Courgette (literalmente "Abobrinha") é um deles. Courgette acabou matando involuntariamente a própria mãe, num acidente doméstico. (O mais provável é que a mãe houvesse morrido do mesmo jeito, de tanto beber). Courgette transformou a lembrança do pai numa pipa em que se vislumbra um super herói. Da mãe, guardou uma lata vazia de cerveja. São suvenires.
Levado a um reformatório por um policial que acaba afeiçoando-se a ele, o garoto --- que tem talento para desenho e escreve boas cartas --- após um começo difícil, encontra um grupo de camaradas nessa comunidade de órfãos. Dela, Simon é uma espécie de líder. Simon de início parece intratável e perseguidor. Mas isso até o humaniza, quando se percebe que certo veio sádico a princípio não é mais que defesa e sonda. Todos ali se parecem com Courgette: têm olhos enormes, lânguidos e traumas com pais.
As figuras dessa animação em stop-motion são longilíneas. Possuem braços desmedidamente longos, cabeças descomunais e, nas mãos, apenas quatro dedos. Uma aura de melancolia os reveste. O mundo à volta --- casas, carros, objetos, o velho prédio do internato, a antiga mansarda em que vivia Courgette --- é um charme só. Eles não possuem a mesma desenvoltura de movimentos de um desenho da Pixar ou da Dreamworks. Mas compensam isso com boas conversas e uma história.

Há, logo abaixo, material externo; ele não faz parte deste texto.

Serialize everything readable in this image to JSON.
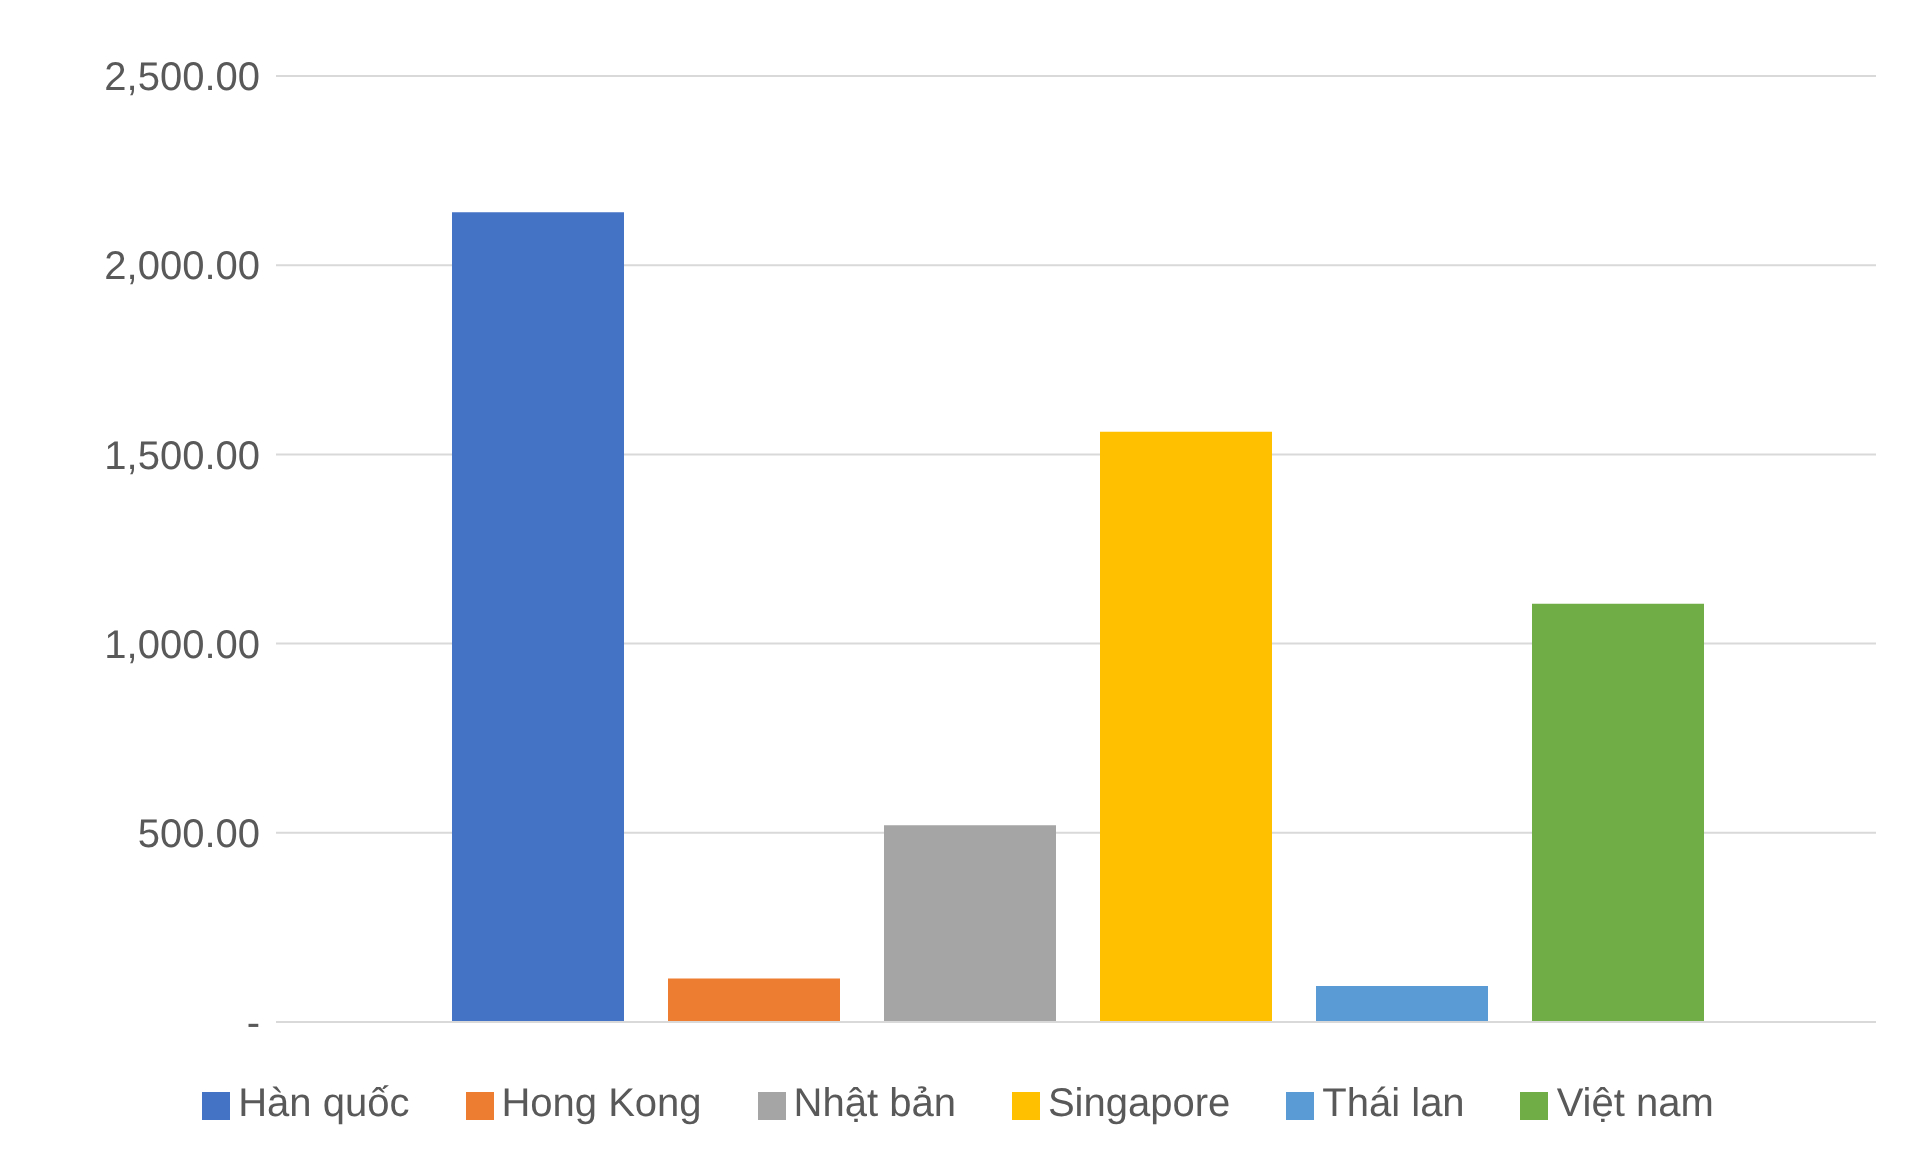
{
  "chart_data": {
    "type": "bar",
    "categories": [
      null
    ],
    "series": [
      {
        "name": "Hàn quốc",
        "color": "#4472c4",
        "values": [
          2140
        ]
      },
      {
        "name": "Hong Kong",
        "color": "#ed7d31",
        "values": [
          115
        ]
      },
      {
        "name": "Nhật bản",
        "color": "#a5a5a5",
        "values": [
          520
        ]
      },
      {
        "name": "Singapore",
        "color": "#ffc000",
        "values": [
          1560
        ]
      },
      {
        "name": "Thái lan",
        "color": "#5b9bd5",
        "values": [
          95
        ]
      },
      {
        "name": "Việt nam",
        "color": "#70ad47",
        "values": [
          1105
        ]
      }
    ],
    "ylim": [
      0,
      2500
    ],
    "yticks": [
      {
        "value": 0,
        "label": "-"
      },
      {
        "value": 500,
        "label": "500.00"
      },
      {
        "value": 1000,
        "label": "1,000.00"
      },
      {
        "value": 1500,
        "label": "1,500.00"
      },
      {
        "value": 2000,
        "label": "2,000.00"
      },
      {
        "value": 2500,
        "label": "2,500.00"
      }
    ],
    "grid": "y",
    "legend": "bottom"
  }
}
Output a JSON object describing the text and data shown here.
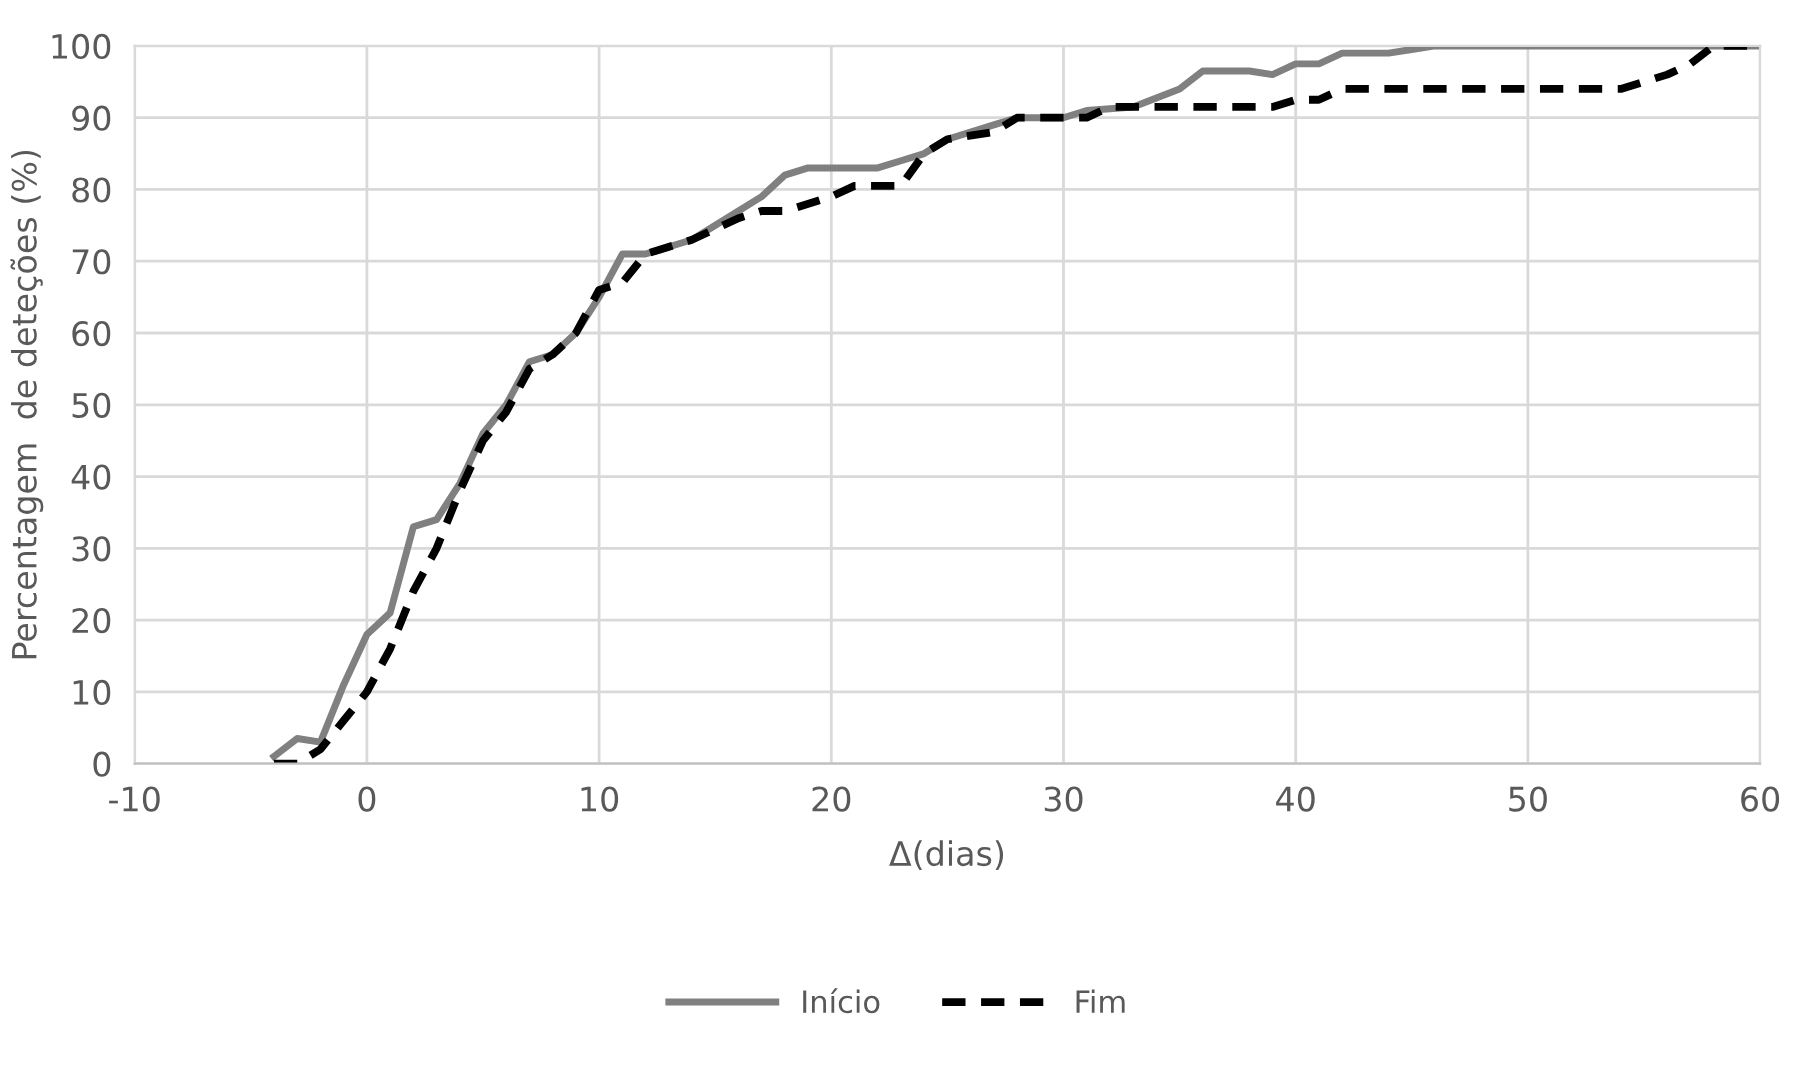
{
  "chart_data": {
    "type": "line",
    "xlabel": "Δ(dias)",
    "ylabel": "Percentagem  de deteções (%)",
    "xlim": [
      -10,
      60
    ],
    "xticks": [
      -10,
      0,
      10,
      20,
      30,
      40,
      50,
      60
    ],
    "ylim": [
      0,
      100
    ],
    "yticks": [
      0,
      10,
      20,
      30,
      40,
      50,
      60,
      70,
      80,
      90,
      100
    ],
    "grid": true,
    "legend": "bottom",
    "marker": "none",
    "series": [
      {
        "name": "Início",
        "color": "#808080",
        "line_style": "solid",
        "x": [
          -4,
          -3,
          -2,
          -1,
          0,
          1,
          2,
          3,
          4,
          5,
          6,
          7,
          8,
          9,
          10,
          11,
          12,
          14,
          16,
          17,
          18,
          19,
          22,
          23,
          24,
          25,
          27,
          28,
          30,
          31,
          33,
          35,
          36,
          38,
          39,
          40,
          41,
          42,
          44,
          45,
          46,
          60
        ],
        "values": [
          1,
          3.5,
          3,
          11,
          18,
          21,
          33,
          34,
          39,
          46,
          50,
          56,
          57,
          60,
          65,
          71,
          71,
          73,
          77,
          79,
          82,
          83,
          83,
          84,
          85,
          87,
          89,
          90,
          90,
          91,
          91.5,
          94,
          96.5,
          96.5,
          96,
          97.5,
          97.5,
          99,
          99,
          99.5,
          100,
          100
        ]
      },
      {
        "name": "Fim",
        "color": "#000000",
        "line_style": "dashed",
        "x": [
          -4,
          -3,
          -2,
          -1,
          0,
          1,
          2,
          3,
          4,
          5,
          6,
          7,
          8,
          9,
          10,
          11,
          12,
          14,
          16,
          17,
          18,
          20,
          21,
          23,
          24,
          25,
          27,
          28,
          31,
          32,
          38,
          39,
          40,
          41,
          42,
          54,
          56,
          57,
          58,
          60
        ],
        "values": [
          0,
          0,
          2,
          6,
          10,
          16,
          24,
          30,
          38,
          45,
          49,
          55,
          57,
          60,
          66,
          67,
          71,
          73,
          76,
          77,
          77,
          79,
          80.5,
          80.5,
          85,
          87,
          88,
          90,
          90,
          91.5,
          91.5,
          91.5,
          92.5,
          92.5,
          94,
          94,
          96,
          97.5,
          100,
          100
        ]
      }
    ]
  }
}
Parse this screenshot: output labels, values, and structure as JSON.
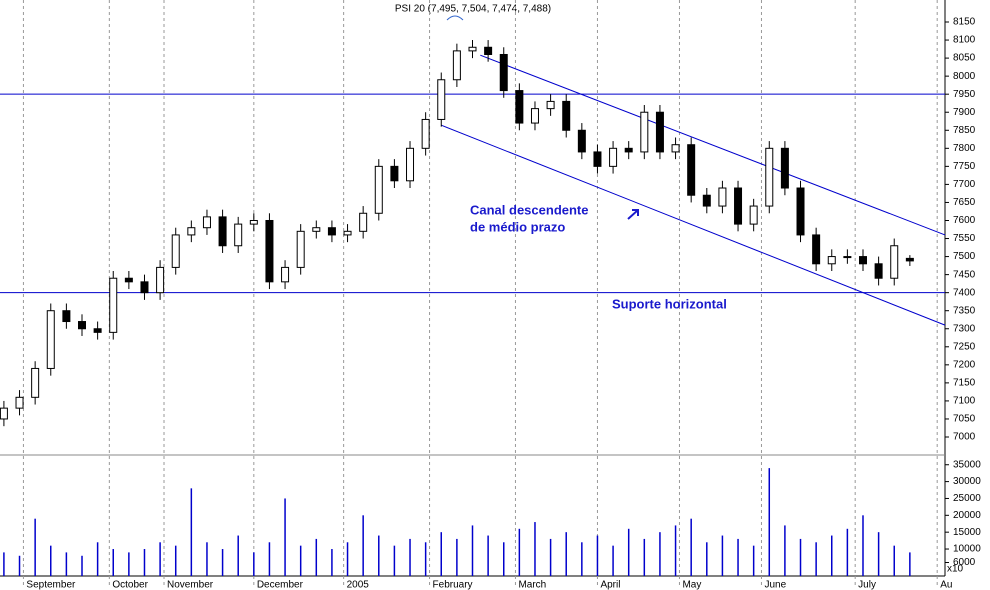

No internato, Courgette também descobre o amor, na forma de uma garotinha chamada Camille. Um passeio a uma estação de esqui, às expensas de um professor e de uma cuidadora, que formam um casal --- ambos trabalham no reformatório --- pode revelar crianças com grande predisposição para dança, jogos e a fruição da natureza. Para felicidade.
Mas, logo em seguida, a comunidade dos órfãos, após praticamente ver Camille subtraída por uma tia inescrupulosa, interessada no subsídio estatal, consegue reavê-la para o alívio de Courgette. O plano de reintegrá-la foi bolado por Simon. No entanto, ironicamente, o policial bigodudo, que costumava visitar o garoto, termina por adotar Camille e Courgette separando-os da comunidade do reformatório. Parece que aqui insinua-se: perda é inerente à vida. Se ela não vem pelo lado do vexame ou do luto, há de vir pelo da felicidade. Nesse ínterim, nasce o filho da cuidadora com o professor. Na cenal final, ele encontra-se em seu carrinho nos jardins do internato, cercado em curiosidade pelos órfãos. O bebê semi-adormecido escuta, então, um verdadeiro mantra. São os internos a dizer que, sob nenhuma hipótese, a mãe deve abandoná-lo:
---Même s'il pète. ---Même s'il est bête. ---Même s'il pleure tout le temps. ---Même s'il a un cou de girafe. ---Même s'il est punk.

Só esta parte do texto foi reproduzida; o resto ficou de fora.